Friday, July 13, 2018

5 Things on a Friday: We Need More Instagram

I went back and forth this week on how many serious articles I should run.  The news has been so grim, though, no matter where you turn, so I decided to keep it light.  I mean, I don’t know that I’m any more optimistic than you are, but I will say that I don’t want to dive any deeper into the garbage pail than I have to through my writing.  
No one wants that, do they?

The vast majority of women in the United States still have children. But the most commonly used measure of fertility, the number of births for every 1,000 women of childbearing age, was 60.2 last year, a record low. The total fertility rate — which estimates how many children women will have based on current patterns — is down to 1.8, below the replacement level in developed countries of 2.1.
The United States seems to have almost caught up with most of the rest of the industrialized world’s low fertility rates...
In the Morning Consult and Times survey, more than half of the 1,858 respondents — a nationally representative sample of men and women ages 20 to 45 — said they planned to have fewer children than their parents. About half were already parents. Of those who weren’t, 42 percent said they wanted children, 24 percent said they did not and 34 percent said they weren’t sure.
Babies are expensive, and most folks are basically pessimistic about the future.  This is what we were just talking about.  It is not complicated.
Most of the really smart tech guys I know argue that UBI is, in fact, going to become necessary at some point within the next 30 to 50 years.  By then, the entire human workforce will have become basically superfluous.  
That’s not why I shared the article, though.  I shared it because I liked the opening paragraphs, which read as follows:
Utopia—a term meaning both “good place” and “no place”—has a long history: It dates back to Thomas More’s book of the same name, which was published in 1516. More imagined a perfect world as a lens through which to see the current one: In order to fully appreciate the unfairness of 16th-century England, More contrasted it with a hypothetical Utopia where all men were equally prosperous.
No one mistook More’s Utopia for a policy proposal. As Rutger Bregman explains in the introduction to Utopia for Realists, virtually all of humanity was living in extreme poverty in More’s day. What’s more, the same was true 200 years later. The average annual income in Italy in 1300 was roughly $1,600; by 1880, after the Renaissance and the Enlightenment and the invention of gunpowder and the steam engine and the printing press, it was still $1,600. For all those centuries, Utopia was only an ethos, no more than a provocative thought experiment.
3. Friday Hair Metal: Mission by Rush
This is my favorite song by my favorite band.  Oddly, however, that does not make it my favorite song, though I obviously like it quite a bit.

Enjoy!


4. Instagram: Mini Milkshake Shooters
Once upon a time, I really enjoyed plumbing the depths of The Bartender’s Handbook.  In that spirit, I’d like to make some of these shooters.  We’d need the right occasion, however, and I’m not sure exactly what that would be.
I suppose we could do it for an Army game if we can come up with a way to make these black, gray, and gold.
5.  This Week in Army Football

This is a ridiculously optimistic take.  I don’t disagree, exactly, but that doesn’t mean that I’m ready to set Army’s Over/Under at 10 wins.  The Black Knights have a better than predicted shot at Duke, but the Buffalo and Miami (Ohio) games will also be much tougher than most folks are expecting, and really, the hardest part of winning 10 games is playing with the proper level of consistency across an entire season.  A lot of things had to go right for Monken and company to pull this off last season.
Anyway, I’m not sure I would pick Duke to beat Buffalo straight-up.  The Bulls are my pick to with the MAC, though that might well shock a few folks.  Eastern Michigan might also outperform, but that hinges on what they get out of their new quarterback.  I wouldn’t want to bet my season on a fifth year graduate transfer who’s thrown fewer than fifty passes in his first four years of college.  The Eagles are gonna try it, however, so I guess we’ll see.

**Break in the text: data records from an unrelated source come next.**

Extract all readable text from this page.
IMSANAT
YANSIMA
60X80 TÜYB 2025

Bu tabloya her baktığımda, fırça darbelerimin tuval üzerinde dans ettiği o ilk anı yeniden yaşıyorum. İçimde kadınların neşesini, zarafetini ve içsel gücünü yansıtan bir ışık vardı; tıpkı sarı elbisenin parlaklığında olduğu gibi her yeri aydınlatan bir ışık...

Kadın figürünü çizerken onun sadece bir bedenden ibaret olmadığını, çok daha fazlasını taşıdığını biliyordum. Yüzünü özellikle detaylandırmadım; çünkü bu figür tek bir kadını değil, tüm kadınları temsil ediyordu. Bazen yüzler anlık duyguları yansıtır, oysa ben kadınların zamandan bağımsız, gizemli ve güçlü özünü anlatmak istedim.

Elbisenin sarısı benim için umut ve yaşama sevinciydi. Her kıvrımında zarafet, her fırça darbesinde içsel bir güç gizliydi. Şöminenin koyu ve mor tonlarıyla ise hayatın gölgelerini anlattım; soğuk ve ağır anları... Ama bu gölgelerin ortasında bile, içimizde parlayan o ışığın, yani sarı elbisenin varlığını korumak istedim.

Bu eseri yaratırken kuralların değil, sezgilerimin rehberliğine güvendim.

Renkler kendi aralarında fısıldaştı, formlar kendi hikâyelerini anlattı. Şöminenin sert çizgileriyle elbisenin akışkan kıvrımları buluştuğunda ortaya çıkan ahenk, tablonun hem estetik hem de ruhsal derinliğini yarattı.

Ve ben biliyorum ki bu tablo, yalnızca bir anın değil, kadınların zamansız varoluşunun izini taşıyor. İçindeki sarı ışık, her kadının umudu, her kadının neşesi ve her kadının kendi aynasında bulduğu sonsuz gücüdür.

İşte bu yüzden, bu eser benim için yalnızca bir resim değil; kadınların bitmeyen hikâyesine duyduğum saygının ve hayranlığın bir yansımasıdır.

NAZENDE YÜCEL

I really want to have some folks over to watch the season opener.  Local folks, is anybody interested in hanging out?  You can come sit out on our new deck.  Maybe we’ll even do some Army-themed ice cream shooters.
* * *
Finally, the Army officially announced a change to its physical fitness test this week.  I therefore scoured the Internet to learn more about, eventually alighting on the following live footage of soldiers training for the test.  Though I agree that the new test is a better judge of soldier fitness, this particular event, the max-weight squat, is probably the most dangerous for an untrained individual.

But as you can see, the heroes in this clip are well on their way to max scores.



So okay.  That's actually NY Giants' first round pick Saquan Barkley training for the season with Rams' phenom Todd Gurley, and what's amazing about it is how much better Barkley looks than the superlatively talented Gurley.

Shit.  I can't wait for football season.

That’s all I’ve got.  Enjoy the weekend!